Em 17 de outubro daquele ano, dezenas de manifestantes argelinos foram mortos pela polícia francesa ao protestarem na cidade de Paris contra a ocupação e colonização de sua terra natal. Estima-se até 200 mortos, cujos corpos foram jogados no Sena.

Outras 12 mil pessoas foram presas.

Em 2012, o então presidente da República, François Hollande, prestou homenagem às vítimas da “brutal repressão”. Em 2021, foi a vez do atual chefe de governo, Emmanuel Macron, ao reconhecer os crimes como “indesculpáveis”.

Os avanços, no entanto, sofrem resistência da ascendente extrema-direita na França e em toda a Europa, que busca negar atrocidades coloniais e promover discursos racistas contra africanos, árabes, muçulmanos e outras minorias.

A França ocupou a Argélia de 1830 a 1962, período no qual entre 400 mil e 1.5 milhão de argelinos foram mortos, segundo estimativas conservadoras.

O Estado argelino conquistou sua independência em 5 de julho de 1962, após oito anos de resistência contra as forças coloniais. Desde então, busca reparações.

A Argélia venceu seu primeiro ouro em Paris na modalidade de barras assimétricas da ginástica artística, com Kaylia Nemour, de 17 anos, que superou a chinesa Qiu Qiyuan e a americana Sunisa Lee.

Kayla Nemour, atleta argelina, disputa a final das barras assimétricas na ginástica artística, nos Jogos Olímpicos de Paris, na Arena Bercy, França, em 4 de agosto de 2024 [Aytaç Ünal/Agência Anadolu]

Assim como Khelif, a medalha de ouro de Nemour na ginástica é uma conquista inédita para uma atleta árabe e africana.

Nemour, nascida da comuna francesa de Saint-Benoît-la-Forêt, competia pela comissão europeia, mas foi excluída da equipe nacional após uma lesão esportiva. Há três anos, a jovem atleta voltou ao esporte, decidindo representar o país de seu pai.

A equipe francesa, em contrapartida, não se destacou em casa.

Após a vitória, comentou Nemour: “Ganhei esta medalha para mim e para a Argélia. Eu represento a Argélia. A França, acho, está me apoiando.
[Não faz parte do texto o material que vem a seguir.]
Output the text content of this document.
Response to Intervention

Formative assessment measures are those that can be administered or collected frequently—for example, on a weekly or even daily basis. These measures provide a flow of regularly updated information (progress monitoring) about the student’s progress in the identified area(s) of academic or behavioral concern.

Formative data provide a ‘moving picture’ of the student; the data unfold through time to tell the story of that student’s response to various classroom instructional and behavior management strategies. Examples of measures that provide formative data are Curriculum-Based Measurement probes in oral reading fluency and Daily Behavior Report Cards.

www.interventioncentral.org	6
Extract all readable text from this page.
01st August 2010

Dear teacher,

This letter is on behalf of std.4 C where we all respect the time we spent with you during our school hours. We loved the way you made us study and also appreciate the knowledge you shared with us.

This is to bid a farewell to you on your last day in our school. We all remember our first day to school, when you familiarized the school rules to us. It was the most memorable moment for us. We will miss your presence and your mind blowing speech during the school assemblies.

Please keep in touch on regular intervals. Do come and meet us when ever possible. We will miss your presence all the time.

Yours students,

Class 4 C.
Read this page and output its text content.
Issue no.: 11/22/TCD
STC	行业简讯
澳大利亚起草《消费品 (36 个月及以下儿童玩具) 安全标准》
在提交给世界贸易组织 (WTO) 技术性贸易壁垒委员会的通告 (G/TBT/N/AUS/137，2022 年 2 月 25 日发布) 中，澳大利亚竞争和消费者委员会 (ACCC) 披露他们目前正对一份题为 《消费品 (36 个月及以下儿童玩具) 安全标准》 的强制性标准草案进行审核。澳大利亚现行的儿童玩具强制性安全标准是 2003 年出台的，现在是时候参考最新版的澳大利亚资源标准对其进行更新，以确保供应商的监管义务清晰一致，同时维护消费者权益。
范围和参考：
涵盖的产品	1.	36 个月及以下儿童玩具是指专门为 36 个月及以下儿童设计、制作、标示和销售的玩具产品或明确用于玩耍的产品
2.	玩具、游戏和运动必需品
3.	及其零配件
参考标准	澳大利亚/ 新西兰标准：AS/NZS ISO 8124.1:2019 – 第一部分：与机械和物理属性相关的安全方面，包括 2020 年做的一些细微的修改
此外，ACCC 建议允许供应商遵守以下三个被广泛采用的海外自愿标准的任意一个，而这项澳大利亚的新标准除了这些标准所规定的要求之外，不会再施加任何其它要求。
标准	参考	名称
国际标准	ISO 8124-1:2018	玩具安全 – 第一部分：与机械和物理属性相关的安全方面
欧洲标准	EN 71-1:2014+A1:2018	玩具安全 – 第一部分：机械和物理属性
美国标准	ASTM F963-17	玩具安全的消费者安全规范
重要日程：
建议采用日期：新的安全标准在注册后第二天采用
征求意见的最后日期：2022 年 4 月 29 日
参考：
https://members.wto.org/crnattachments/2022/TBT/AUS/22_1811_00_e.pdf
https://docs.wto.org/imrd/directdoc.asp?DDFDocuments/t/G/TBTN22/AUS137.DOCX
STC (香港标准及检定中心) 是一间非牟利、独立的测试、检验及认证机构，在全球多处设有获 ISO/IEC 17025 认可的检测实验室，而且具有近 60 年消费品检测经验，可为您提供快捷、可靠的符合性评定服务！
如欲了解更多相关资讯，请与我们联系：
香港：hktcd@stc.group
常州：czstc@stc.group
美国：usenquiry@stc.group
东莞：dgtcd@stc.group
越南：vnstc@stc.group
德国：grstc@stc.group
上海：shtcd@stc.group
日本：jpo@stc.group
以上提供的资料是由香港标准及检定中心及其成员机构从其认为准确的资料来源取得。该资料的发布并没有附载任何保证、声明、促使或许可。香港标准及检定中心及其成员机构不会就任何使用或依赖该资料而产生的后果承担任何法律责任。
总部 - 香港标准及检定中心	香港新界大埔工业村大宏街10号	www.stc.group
Virei a página”.

Festa na Argélia

Vestindo vermelho e um sorriso triunfal, Khelif caminhou ao centro do ringue para que o árbitro erguesse sua mão.

Sua dança agora característica — aparente referência ao boxe latino-americano de seu treinador cubano Pedro Díaz — contrastou com o choro das quartas de final. Ao descer do ringue, sua equipe a ergueu sobre os ombros e festejou com a arena.
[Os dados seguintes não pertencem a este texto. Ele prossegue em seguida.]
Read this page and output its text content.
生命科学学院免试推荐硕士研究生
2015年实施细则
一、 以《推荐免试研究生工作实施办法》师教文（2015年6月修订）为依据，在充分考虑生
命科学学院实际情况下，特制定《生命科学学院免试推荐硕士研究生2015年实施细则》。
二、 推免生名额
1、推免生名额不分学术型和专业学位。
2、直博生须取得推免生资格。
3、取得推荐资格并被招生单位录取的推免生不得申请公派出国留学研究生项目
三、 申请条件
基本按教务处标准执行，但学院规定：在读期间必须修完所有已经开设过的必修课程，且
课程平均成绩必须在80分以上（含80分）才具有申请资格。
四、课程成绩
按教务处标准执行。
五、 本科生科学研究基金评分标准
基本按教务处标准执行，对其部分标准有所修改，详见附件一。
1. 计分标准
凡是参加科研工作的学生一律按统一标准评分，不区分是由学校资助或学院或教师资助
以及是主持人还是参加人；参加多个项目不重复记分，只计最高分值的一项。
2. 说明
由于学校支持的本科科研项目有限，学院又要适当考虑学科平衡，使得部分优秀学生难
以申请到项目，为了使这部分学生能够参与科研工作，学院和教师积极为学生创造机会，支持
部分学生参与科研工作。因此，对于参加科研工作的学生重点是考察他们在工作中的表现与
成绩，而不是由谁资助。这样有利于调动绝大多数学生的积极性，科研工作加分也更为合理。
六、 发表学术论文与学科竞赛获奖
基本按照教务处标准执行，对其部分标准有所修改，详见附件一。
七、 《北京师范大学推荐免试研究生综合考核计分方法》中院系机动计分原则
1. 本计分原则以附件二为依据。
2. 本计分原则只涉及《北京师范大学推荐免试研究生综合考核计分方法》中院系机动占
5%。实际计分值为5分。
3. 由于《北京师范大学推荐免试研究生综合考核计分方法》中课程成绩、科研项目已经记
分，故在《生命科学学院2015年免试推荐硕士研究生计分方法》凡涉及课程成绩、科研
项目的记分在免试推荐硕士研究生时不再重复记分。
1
Ovacionada, Khelif se envolveu em uma bandeira argelina.

Seu nome ecoou não apenas em Roland Garros, como em Argel — em meio a fogos de artifício e buzinaços — e também em sua aldeia natal de Biban Mesbah, com não mais do que seis mil habitantes.
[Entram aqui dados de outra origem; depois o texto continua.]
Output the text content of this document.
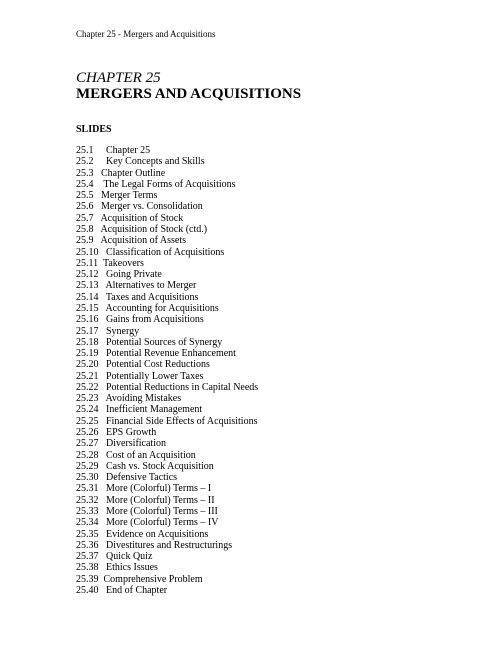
Chapter 25 - Mergers and Acquisitions
CHAPTER 25
MERGERS AND ACQUISITIONS
SLIDES
25.1     Chapter 25
25.2     Key Concepts and Skills
25.3   Chapter Outline
25.4    The Legal Forms of Acquisitions
25.5   Merger Terms
25.6   Merger vs. Consolidation
25.7   Acquisition of Stock
25.8   Acquisition of Stock (ctd.)
25.9   Acquisition of Assets
25.10   Classification of Acquisitions
25.11  Takeovers
25.12   Going Private
25.13   Alternatives to Merger
25.14   Taxes and Acquisitions
25.15   Accounting for Acquisitions
25.16   Gains from Acquisitions
25.17   Synergy
25.18   Potential Sources of Synergy
25.19   Potential Revenue Enhancement
25.20   Potential Cost Reductions
25.21   Potentially Lower Taxes
25.22   Potential Reductions in Capital Needs
25.23   Avoiding Mistakes
25.24   Inefficient Management
25.25   Financial Side Effects of Acquisitions
25.26   EPS Growth
25.27   Diversification
25.28   Cost of an Acquisition
25.29   Cash vs. Stock Acquisition
25.30   Defensive Tactics
25.31   More (Colorful) Terms – I
25.32   More (Colorful) Terms – II
25.33   More (Colorful) Terms – III
25.34   More (Colorful) Terms – IV
25.35   Evidence on Acquisitions
25.36   Divestitures and Restructurings
25.37   Quick Quiz
25.38   Ethics Issues
25.39  Comprehensive Problem
25.40   End of Chapter
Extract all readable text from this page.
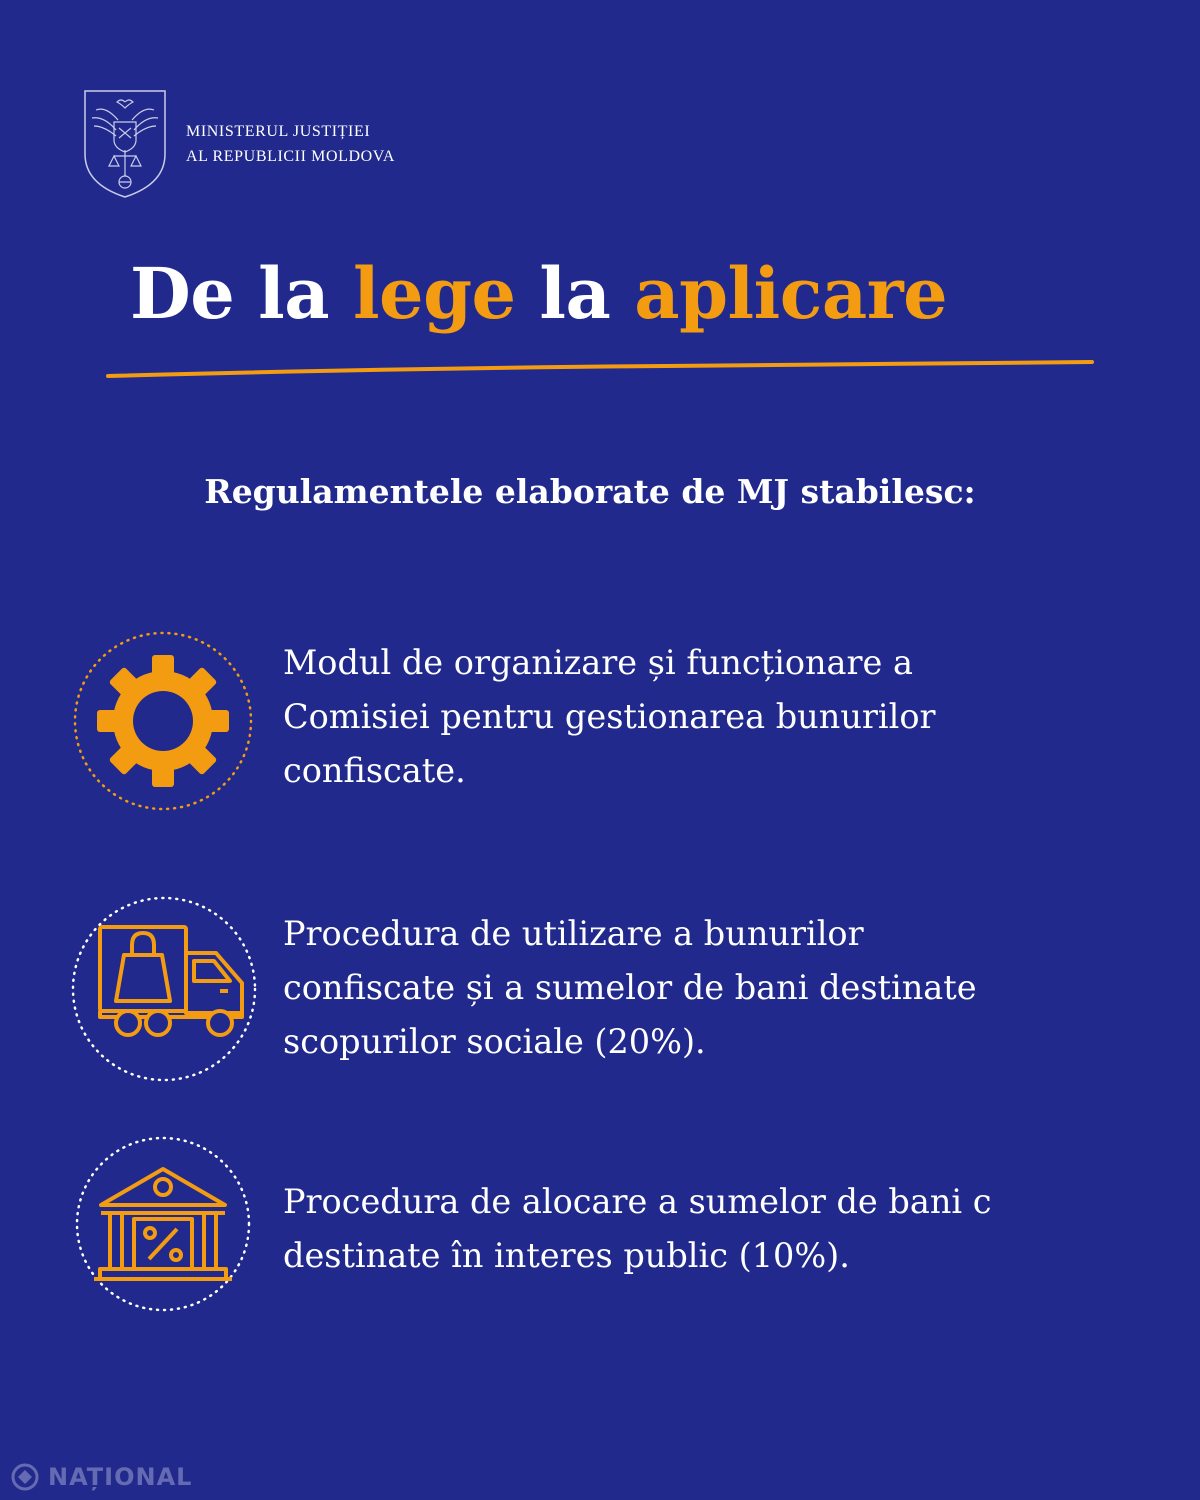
MINISTERUL JUSTIȚIEI
AL REPUBLICII MOLDOVA
De la lege la aplicare
Regulamentele elaborate de MJ stabilesc:

Modul de organizare și funcționare a
Comisiei pentru gestionarea bunurilor
confiscate.

Procedura de utilizare a bunurilor
confiscate și a sumelor de bani destinate
scopurilor sociale (20%).

Procedura de alocare a sumelor de bani c
destinate în interes public (10%).

NAȚIONAL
Apesar da preocupação do pai, um homem simples, Khelif vendeu cuscuz com a mãe e chegou a recolher latas para arcar com os treinos.

Após a vitória, desabafou a campeã: “Eu sou uma mulher forte com superpoderes. Do ringue, mandei uma mensagem a quem tanto me atacou”.

Em seguida, asseverou: “Quero agradecer todo o povo argelino aqui em Paris, em todo o mundo e na Argélia. A todo o povo da Argélia e aqueles que tanto me apoiaram, meu time e meu treinador: muito, muito obrigada. A Argélia hoje sorri feliz”.